Esta es la vida que tú quieres. La gente es tan atenta en el hotel. Te saludan juntando las manos, como si te rezasen. Y todos están dedicados en cuerpo y alma a que tu estadía aquí sea perfecta: la chica que te dio el masaje completo, el joven que se te acerca en la piscina a ver si necesitas una toalla, el chofer que ajusta el aire acondicionado según tus preferencias… Incluso la recepcionista te cobra con una sonrisa. Tú no has viajado para conocer Tailandia. Has viajado para ser rico por unos días.
Y aquí es fácil. Con lo que cuesta una cena en Chiang Rai, en Europa te pagas dos cervezas. Tu grito de batalla es “qué bonito, déme dos”. Hay tantas cosas lindas por tan poco dinero, que no paras de comprar. Cada vez que preguntas por dónde puedes pasear, alguien te da la dirección de un mercado. Y en esos mercados no sólo hay adornos tradicionales, sino también falsificaciones perfectas de marcas famosas: puedes comprarte unos zapatos “de Prada” por 12 euros, un pantalón “Diesel” por nueve, un cinturón Armani por seis (el cinturón en Europa cuesta 246).
Después de una tarde de compras, no sólo vives como un millonario. Te ves como uno. Un millonario falsificado, pero a fin de cuentas nada aquí es especialmente real. En el templo budista de Chiang Mai, encuentras a un grupo de tiernas niñas vestidas con trajes tradicionales y te acercas para hacerles una foto. Al verte, empiezan a entonar lo que parece una canción religiosa. Sospechas que es una tonada para saludar al visitante y desearle felicidad. Pero el guía te traduce:
-Tómenos una foto por sólo 10 bahts.
Sonríes conmovido por la dulzura de esas pequeñas y continúas tu viaje. Lo siguiente es el teatro de los elefantes. Los paquidermos levantan troncos y patean pelotas de fútbol. Uno de ellos pinta un florero con la trompa. En algún momento, uno de los domadores le da un porrazo en la cabeza a un elefante. Con ecológica indignación, preguntas:
-¿Por qué hacen eso?
El domador te explica que al elefante no le duele en realidad. Prefiere no responderte la verdad: “porque tú pagas para que estos animales hagan gracias, y la única manera de entrenar a todos los animales es a golpes”. Tu conciencia ecológica se siente aliviada, y se maravilla cuando el elefante te hace una reverencia para pedirte un plátano. Luego te subes en el lomo de uno de ellos. A lo largo del camino, los indios lisu han levantado tiendas de Coca Cola a la altura de los lomos de los elefantes. Son las tiendas de Coca Cola típicas de la Tailandia milenaria.

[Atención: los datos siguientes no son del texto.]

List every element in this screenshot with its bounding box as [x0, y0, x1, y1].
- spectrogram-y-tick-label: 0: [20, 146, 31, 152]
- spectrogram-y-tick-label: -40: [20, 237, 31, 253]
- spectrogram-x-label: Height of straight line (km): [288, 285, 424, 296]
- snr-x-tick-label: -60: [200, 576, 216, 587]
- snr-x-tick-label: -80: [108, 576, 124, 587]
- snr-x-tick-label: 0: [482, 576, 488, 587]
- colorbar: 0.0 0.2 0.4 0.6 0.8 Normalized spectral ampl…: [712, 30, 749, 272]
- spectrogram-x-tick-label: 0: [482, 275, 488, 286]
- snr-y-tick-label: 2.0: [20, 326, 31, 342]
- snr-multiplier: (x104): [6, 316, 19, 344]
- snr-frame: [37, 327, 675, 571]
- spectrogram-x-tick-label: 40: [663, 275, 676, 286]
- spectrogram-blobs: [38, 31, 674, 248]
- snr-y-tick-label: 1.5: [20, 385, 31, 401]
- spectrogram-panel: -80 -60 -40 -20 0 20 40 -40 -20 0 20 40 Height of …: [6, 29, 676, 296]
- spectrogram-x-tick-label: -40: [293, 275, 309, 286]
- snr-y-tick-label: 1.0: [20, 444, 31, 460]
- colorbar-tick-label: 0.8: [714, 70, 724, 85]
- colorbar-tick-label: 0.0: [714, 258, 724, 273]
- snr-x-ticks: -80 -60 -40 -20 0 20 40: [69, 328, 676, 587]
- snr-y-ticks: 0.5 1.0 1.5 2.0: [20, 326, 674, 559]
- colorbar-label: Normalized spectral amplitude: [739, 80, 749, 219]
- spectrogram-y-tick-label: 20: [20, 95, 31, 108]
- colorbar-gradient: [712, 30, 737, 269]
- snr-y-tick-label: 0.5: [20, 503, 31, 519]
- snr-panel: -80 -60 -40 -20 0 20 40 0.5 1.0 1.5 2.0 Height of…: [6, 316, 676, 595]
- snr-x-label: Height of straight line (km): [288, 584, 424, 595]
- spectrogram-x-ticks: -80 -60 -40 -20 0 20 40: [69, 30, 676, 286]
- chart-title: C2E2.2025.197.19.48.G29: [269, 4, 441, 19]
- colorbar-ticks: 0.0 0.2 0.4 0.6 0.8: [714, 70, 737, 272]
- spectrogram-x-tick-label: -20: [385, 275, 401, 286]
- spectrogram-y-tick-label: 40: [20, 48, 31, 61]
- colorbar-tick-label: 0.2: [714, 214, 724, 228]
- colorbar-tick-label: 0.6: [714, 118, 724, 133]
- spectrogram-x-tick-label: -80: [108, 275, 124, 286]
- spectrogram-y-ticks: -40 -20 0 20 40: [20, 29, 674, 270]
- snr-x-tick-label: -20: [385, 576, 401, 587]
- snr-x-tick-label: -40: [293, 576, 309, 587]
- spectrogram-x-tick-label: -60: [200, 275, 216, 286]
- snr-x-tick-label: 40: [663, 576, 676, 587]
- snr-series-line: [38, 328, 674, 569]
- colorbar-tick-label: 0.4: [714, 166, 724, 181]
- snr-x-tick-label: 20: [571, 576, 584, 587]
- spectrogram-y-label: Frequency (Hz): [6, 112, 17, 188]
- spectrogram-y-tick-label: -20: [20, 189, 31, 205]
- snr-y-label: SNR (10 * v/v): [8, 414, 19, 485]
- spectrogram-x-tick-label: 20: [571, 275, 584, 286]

Al día siguiente, visitas la aldea de una tribu akha, de origen tibetano. Como llegas demasiado temprano –antes de las ocho de la mañana- la gente aún va vestida con camisas y pantalones. Sólo conforme se corre la voz de que hay un turista en el pueblo, se empiezan a poner sus trajes típicos. Alguna vez, sus bellos tocados decorativos fueron de plata. Pero al acercarte comprendes que están hechos de aluminio. En cambio, la tribu de las mujeres jirafa es más directa: si quieres entrar a su pueblo, te cobran la entrada.
Tú tomas fotos de todo. Eres el colonizador, el explorador, el primer hombre blanco que pisa este territorio auténticamente virgen. Y luego de unos días, regresas a tu oficina a pasar todo el resto del año. Y ellos también. Porque en realidad, los domadores y los indios no son pobres. La mayoría son gerentes de transnacionales y directivos de empresas petroleras. Viajan, como tú, para vivir experiencias distintas de su aburrida vida de limosinas y hoteles de cinco estrellas. Y después regresan a su oficina, que está justo arriba de la tuya, y a sus habitaciones que son como tu suite, y se ponen camisas igualitas a tu Carolina Herrera, aunque eso sí: han costado más –mucho más- de cinco euros.